The simple difference: 0 is always indecomposable by Lambek and Scott's definition (since any map into 0 is epi), but never by the Elephant's (since the uniqueness condition won't hold; or by considering when the coproduct decomposition is empty). So, let's temporarily change one of the definitions to fix this. I'd suggest we add “…and the map $0 \to X$ is not epi.” to Lambek and Scott's definition. (As you noted, their binary condition generalises to a $k$-ary one; this is just the case $k=0$.)
In eg Top, however, we can see that the Elephant def still doesn't imply the LS def. $[0,1]$ satisfies the former (it's not decomposable by an iso), but not the latter (it is decomposable by an epi). Even more, it’s decomposable by a regular epi (more on this distinction below).

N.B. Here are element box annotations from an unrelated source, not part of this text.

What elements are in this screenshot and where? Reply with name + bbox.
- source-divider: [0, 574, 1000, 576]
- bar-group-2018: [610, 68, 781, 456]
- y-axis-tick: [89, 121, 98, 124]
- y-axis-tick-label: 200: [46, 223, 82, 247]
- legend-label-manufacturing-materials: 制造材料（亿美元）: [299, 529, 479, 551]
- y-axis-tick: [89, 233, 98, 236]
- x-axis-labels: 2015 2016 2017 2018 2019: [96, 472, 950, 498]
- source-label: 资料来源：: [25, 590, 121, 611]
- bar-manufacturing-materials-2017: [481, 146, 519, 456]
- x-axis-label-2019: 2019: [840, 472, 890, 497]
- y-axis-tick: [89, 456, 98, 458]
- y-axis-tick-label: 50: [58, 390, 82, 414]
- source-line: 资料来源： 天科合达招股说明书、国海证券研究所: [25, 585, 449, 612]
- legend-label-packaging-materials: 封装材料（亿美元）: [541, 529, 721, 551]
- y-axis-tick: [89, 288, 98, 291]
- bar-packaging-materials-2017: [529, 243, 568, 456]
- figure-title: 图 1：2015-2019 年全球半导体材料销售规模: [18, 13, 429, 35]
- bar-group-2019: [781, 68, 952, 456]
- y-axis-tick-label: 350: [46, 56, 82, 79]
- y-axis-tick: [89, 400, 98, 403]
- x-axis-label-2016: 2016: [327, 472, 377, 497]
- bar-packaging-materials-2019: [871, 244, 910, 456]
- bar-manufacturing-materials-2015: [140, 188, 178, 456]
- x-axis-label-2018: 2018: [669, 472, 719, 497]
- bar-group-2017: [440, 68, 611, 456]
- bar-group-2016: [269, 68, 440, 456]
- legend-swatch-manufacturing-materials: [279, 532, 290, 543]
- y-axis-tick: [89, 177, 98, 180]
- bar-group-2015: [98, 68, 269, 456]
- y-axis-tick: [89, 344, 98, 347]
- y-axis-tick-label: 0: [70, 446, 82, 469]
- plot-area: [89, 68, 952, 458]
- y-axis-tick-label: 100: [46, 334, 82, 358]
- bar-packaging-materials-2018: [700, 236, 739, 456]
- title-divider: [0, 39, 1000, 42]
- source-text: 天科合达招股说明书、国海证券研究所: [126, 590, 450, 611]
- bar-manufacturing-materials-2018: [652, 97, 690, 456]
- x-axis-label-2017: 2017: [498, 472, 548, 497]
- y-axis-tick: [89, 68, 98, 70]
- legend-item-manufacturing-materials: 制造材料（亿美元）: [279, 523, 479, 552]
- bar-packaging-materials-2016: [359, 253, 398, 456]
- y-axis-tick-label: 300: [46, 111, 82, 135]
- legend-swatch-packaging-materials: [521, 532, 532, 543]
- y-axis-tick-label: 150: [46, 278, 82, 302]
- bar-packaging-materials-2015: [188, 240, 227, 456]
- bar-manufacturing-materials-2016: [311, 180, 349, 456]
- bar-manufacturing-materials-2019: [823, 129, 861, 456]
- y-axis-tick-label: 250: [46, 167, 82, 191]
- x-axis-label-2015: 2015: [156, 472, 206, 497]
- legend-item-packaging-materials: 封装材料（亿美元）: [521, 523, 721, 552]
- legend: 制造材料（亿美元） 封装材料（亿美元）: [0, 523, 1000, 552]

Conversely, the LS definition doesn't imply the Elephant one either; it fails in eg $\mathbf{Set}^\mathrm{op}$, since in $\mathbf{Set}$, $0$ is co-decomposable by iso ($0 \cong A \times 0$) but not co-decomposable by monos (for any map $(f,g) \colon 0 \to A \times B$, not just one but both of $f$ and $g$ are mono).
When do they imply each other? If we upgrade the LS definition to involve regular epis, then in a regular lextensive category, it implies the Elephant definition, if I'm not mistaken. For this, suppose $X$ is “indecomposable by reg epis”, and suppose $X \cong A + B$ — WLOG $X = A + B$. The coproduct inclusions are then jointly reg epi, so one of them is reg epi. But it's also mono (in a lextensive category, every coproduct inclusion is a pullback of $1 \to 1 + 1$, so is mono); so it's iso. There's a little more fiddly stuff to check involving messing around with $0$, but it's all the same sort of thing.

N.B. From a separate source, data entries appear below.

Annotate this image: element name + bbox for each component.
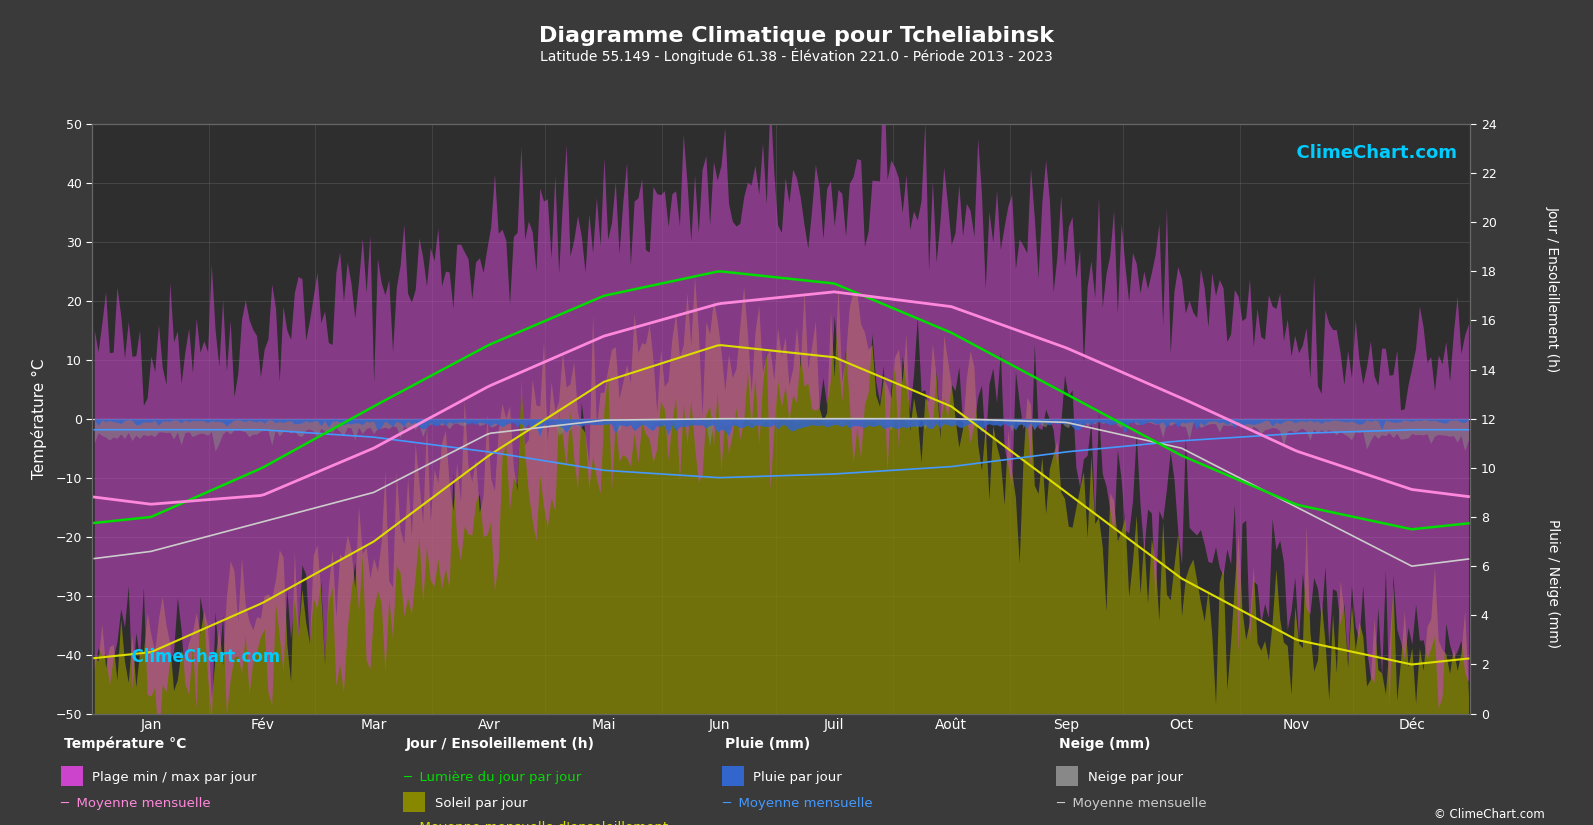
- Text: © ClimeChart.com: © ClimeChart.com: [1434, 808, 1545, 821]
- Text: ─  Moyenne mensuelle d'ensoleillement: ─ Moyenne mensuelle d'ensoleillement: [403, 821, 667, 825]
- Text: ─  Moyenne mensuelle: ─ Moyenne mensuelle: [61, 797, 212, 810]
- Y-axis label: Pluie / Neige (mm): Pluie / Neige (mm): [1547, 519, 1560, 648]
- Y-axis label: Température °C: Température °C: [32, 358, 48, 479]
- Text: ClimeChart.com: ClimeChart.com: [1284, 144, 1458, 163]
- Text: ClimeChart.com: ClimeChart.com: [119, 648, 280, 667]
- Y-axis label: Jour / Ensoleillement (h): Jour / Ensoleillement (h): [1547, 205, 1560, 372]
- Text: Jour / Ensoleillement (h): Jour / Ensoleillement (h): [406, 738, 596, 752]
- Text: Pluie (mm): Pluie (mm): [725, 738, 811, 752]
- Text: ─  Moyenne mensuelle: ─ Moyenne mensuelle: [1056, 797, 1207, 810]
- Text: Neige (mm): Neige (mm): [1059, 738, 1150, 752]
- Text: Diagramme Climatique pour Tcheliabinsk: Diagramme Climatique pour Tcheliabinsk: [538, 26, 1055, 46]
- Text: Pluie par jour: Pluie par jour: [753, 771, 843, 785]
- Text: ─  Lumière du jour par jour: ─ Lumière du jour par jour: [403, 771, 581, 785]
- Text: Neige par jour: Neige par jour: [1088, 771, 1184, 785]
- Text: Température °C: Température °C: [64, 737, 186, 752]
- Text: ─  Moyenne mensuelle: ─ Moyenne mensuelle: [722, 797, 873, 810]
- Text: Soleil par jour: Soleil par jour: [435, 797, 527, 810]
- Text: Latitude 55.149 - Longitude 61.38 - Élévation 221.0 - Période 2013 - 2023: Latitude 55.149 - Longitude 61.38 - Élév…: [540, 48, 1053, 64]
- Text: Plage min / max par jour: Plage min / max par jour: [92, 771, 256, 785]
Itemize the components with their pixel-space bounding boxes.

Edit from Mike Shulman's comments: if moreover we're in a pretopos, all epis are regular, so there the original LS definition will imply the Elephant definition. On the other hand, the Elephant definition doesn't imply the LS even in a topos: the terminal object of $\mathbf{Sh}([0,1])$ is a counterexample, essentially for the same reasons that $[0,1]$ was a counterexample in $\mathbf{Top}$.
However, the two definitions are equivalent for projective objects… and I guess that's how this situation has arisen, since a common use of indecomposable objects in topos theory is the theorem that the indecomposable projectives in a presheaf category are exactly the retracts of representables. (This is useful because it lets us recover the idempotent-completion of $\mathbf{C}$, which is very close to $\mathbf{C}$ itself, from $[\mathbf{C}^\mathrm{op},\mathbf{Set}]$.)